26 Jun 2012

How to become a water economist

JK writes:
I am a 19 year old undergraduate and I think I want to become a water-economist. I see that is your title (from google-searching 'water economist'). I am in the process of self-designing my major to be 'water economics' and look forward to working in the field. Do you have any general advice for me moving forward?
I came to be a water economist by accident, not on purpose, but here's my advice:
  • Your education should always focus on the "book learning" that's hard to get from people and life experience. That means more math and theory than reading and data, more learning from professors than practitioners.
  • A lifetime is a long time, so make sure you're prepared for a broad array of challenges -- even if you're a water economist for 30 years (I have been for 10 or so).

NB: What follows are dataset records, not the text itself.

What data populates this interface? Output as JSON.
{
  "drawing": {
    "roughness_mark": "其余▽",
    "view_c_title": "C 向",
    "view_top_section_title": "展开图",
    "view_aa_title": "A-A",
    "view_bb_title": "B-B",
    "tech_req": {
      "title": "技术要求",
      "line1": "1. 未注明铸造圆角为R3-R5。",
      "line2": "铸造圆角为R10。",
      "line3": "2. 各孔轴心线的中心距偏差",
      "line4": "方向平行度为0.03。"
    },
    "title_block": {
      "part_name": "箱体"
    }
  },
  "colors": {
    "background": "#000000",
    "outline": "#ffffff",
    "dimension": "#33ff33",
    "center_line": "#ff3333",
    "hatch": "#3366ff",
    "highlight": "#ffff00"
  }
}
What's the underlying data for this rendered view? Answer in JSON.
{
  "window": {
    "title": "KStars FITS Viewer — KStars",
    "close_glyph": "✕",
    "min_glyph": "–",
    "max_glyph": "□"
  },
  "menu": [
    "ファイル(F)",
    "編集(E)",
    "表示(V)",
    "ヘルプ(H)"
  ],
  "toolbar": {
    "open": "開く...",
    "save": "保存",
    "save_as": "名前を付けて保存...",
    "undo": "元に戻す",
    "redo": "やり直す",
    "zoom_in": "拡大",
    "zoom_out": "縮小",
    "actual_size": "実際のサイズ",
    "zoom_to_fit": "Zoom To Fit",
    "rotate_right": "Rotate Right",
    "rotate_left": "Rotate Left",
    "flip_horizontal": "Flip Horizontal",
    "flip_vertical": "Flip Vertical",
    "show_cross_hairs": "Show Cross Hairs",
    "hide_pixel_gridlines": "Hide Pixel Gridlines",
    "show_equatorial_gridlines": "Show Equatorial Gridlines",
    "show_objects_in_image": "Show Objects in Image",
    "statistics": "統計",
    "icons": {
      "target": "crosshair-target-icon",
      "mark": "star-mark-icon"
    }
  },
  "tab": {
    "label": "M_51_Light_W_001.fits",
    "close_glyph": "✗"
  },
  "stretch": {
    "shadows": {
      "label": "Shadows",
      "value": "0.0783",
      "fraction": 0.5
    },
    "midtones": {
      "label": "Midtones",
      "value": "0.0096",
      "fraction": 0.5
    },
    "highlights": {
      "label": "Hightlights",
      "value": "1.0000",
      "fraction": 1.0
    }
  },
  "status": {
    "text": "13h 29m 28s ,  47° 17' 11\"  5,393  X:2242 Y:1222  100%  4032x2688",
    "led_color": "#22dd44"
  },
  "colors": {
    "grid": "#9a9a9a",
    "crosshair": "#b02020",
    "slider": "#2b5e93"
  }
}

The best people in any field are always learning and adapting.
  • Water is complicated, in the way it appears in law, engineering, ecology, politics and economics. You can't get so many degrees, but you can understand the basics of each discipline.
  • There's a HUGE difference between "academic" and "real" water management and policies. Most "water economists" are not academic. Many people in the water business practice some sort of economics without calling it such; some call themselves economists when they are not. Here's the result of a question I asked a few months ago on LinkedIn:

  • Remember that people use water in many ways. The engineers can deliver it to the moon if you want, but who are you and what do others want? That's the difference between "hard" water issues and "soft" water policies. Both sides need each other, but economists focus on the soft side.
  • There's sure to be a need for more water economists, since economics -- the study of how we allocate scare resources -- is becoming more relevant in water management.
Does anyone have more ideas/advice to add?

Also feel free to correct me or suggest ways that can help me improve!